Il confronto con altre città
Confrontare Milano e altre città europee consente di mettere in evidenza dinamiche analoghe di tensione del mercato immobiliare, ma rivela come altre città – altrettanto attrattive – abbiamo attivato programmi di contenimento degli affitti e di promozione di un’offerta di alloggi a costi più accessibili per ampie fasce di popolazione (come indagato dalla ricerca di dottorato How to promote rental housing affordability in European cities?, finanziata da Ccl e condotta da Marco Peverini nel dottorato di Urban Planning, Design, and Policy di DAStU Politecnico di Milano).

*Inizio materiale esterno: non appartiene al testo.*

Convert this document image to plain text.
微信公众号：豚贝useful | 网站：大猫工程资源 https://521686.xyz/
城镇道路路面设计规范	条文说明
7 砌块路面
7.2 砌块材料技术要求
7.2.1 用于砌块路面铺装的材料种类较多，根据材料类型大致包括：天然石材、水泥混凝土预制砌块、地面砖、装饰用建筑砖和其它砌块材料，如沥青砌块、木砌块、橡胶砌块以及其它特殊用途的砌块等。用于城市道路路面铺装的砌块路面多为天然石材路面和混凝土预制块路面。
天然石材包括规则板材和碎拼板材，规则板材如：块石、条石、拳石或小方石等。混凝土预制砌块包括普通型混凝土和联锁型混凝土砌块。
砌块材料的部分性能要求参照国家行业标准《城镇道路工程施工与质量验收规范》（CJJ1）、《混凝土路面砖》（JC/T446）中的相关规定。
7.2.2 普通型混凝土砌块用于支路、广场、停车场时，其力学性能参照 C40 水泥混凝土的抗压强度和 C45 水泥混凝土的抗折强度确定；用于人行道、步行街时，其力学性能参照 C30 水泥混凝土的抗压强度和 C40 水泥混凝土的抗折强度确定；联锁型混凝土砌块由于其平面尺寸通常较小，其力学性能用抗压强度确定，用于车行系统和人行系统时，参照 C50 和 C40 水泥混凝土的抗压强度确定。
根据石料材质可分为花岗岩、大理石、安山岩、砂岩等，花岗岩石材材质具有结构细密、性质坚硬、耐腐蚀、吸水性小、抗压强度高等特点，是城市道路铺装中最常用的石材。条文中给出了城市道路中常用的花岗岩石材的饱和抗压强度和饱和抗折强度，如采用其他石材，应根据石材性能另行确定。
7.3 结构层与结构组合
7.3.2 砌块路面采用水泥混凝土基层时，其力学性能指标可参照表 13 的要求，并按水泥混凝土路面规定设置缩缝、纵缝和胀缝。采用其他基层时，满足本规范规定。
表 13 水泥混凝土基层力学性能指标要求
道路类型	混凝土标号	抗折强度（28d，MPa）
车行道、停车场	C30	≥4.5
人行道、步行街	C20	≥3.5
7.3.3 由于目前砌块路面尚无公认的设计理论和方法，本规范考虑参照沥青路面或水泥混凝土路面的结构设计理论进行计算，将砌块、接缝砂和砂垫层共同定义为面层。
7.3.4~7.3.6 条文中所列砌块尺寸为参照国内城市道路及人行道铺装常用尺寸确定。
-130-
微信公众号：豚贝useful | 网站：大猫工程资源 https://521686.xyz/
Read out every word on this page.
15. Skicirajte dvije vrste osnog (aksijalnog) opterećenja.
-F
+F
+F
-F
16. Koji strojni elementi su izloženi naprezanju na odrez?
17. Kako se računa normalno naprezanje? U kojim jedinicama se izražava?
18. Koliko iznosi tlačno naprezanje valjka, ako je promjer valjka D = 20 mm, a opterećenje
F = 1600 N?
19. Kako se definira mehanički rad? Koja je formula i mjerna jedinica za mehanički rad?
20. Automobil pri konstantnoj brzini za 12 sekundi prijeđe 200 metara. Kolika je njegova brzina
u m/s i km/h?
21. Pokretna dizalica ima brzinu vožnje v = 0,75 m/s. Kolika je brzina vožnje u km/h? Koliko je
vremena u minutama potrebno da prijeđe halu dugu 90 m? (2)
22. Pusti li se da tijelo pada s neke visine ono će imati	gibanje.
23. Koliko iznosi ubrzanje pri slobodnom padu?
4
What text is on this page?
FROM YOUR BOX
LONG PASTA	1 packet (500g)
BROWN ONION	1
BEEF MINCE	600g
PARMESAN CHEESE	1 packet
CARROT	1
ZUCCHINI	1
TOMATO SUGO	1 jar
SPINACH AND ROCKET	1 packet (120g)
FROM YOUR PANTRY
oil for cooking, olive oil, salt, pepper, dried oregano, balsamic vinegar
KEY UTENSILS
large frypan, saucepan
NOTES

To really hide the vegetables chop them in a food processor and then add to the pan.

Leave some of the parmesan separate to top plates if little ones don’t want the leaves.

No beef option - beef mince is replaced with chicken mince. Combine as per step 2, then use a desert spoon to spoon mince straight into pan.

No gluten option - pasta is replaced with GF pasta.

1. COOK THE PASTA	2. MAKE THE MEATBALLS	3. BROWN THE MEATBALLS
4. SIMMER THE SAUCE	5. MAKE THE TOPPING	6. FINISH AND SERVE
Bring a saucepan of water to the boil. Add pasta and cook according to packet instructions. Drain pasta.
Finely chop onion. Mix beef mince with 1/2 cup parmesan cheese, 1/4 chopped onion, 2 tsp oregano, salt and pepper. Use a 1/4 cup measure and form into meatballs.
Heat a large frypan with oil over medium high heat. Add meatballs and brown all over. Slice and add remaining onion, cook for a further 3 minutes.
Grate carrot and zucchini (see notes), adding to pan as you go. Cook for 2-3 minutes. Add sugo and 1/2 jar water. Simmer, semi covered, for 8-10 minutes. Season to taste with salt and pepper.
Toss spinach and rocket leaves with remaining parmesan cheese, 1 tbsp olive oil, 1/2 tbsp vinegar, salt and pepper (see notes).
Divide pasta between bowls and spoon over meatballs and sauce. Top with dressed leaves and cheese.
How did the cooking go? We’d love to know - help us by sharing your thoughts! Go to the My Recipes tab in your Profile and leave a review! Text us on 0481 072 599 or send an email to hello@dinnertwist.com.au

Basti pensare alla città di Vienna: circa +400 mila abitanti in 20 anni, rispetto a circa +100 mila di Milano, ma è riuscita a mantenere il livello degli affitti molto più basso. Affittare presso privati a Vienna costa mediamente circa 120€/mq annui (da intendersi spese incluse), risultato raggiunto grazie al controllo degli affitti (attivo su circa il 15% dello stock) e a un mix di politiche fondiarie funzionali all’espansione dell’offerta accessibile in affitto permanente – soprattutto edilizia municipale (20% dello stock) e promozione di cooperative indivise (20%) – tale per cui circa il 50% delle case in affitto nella capitale austriaca si attestano su canoni intorno a 90€/mq annui.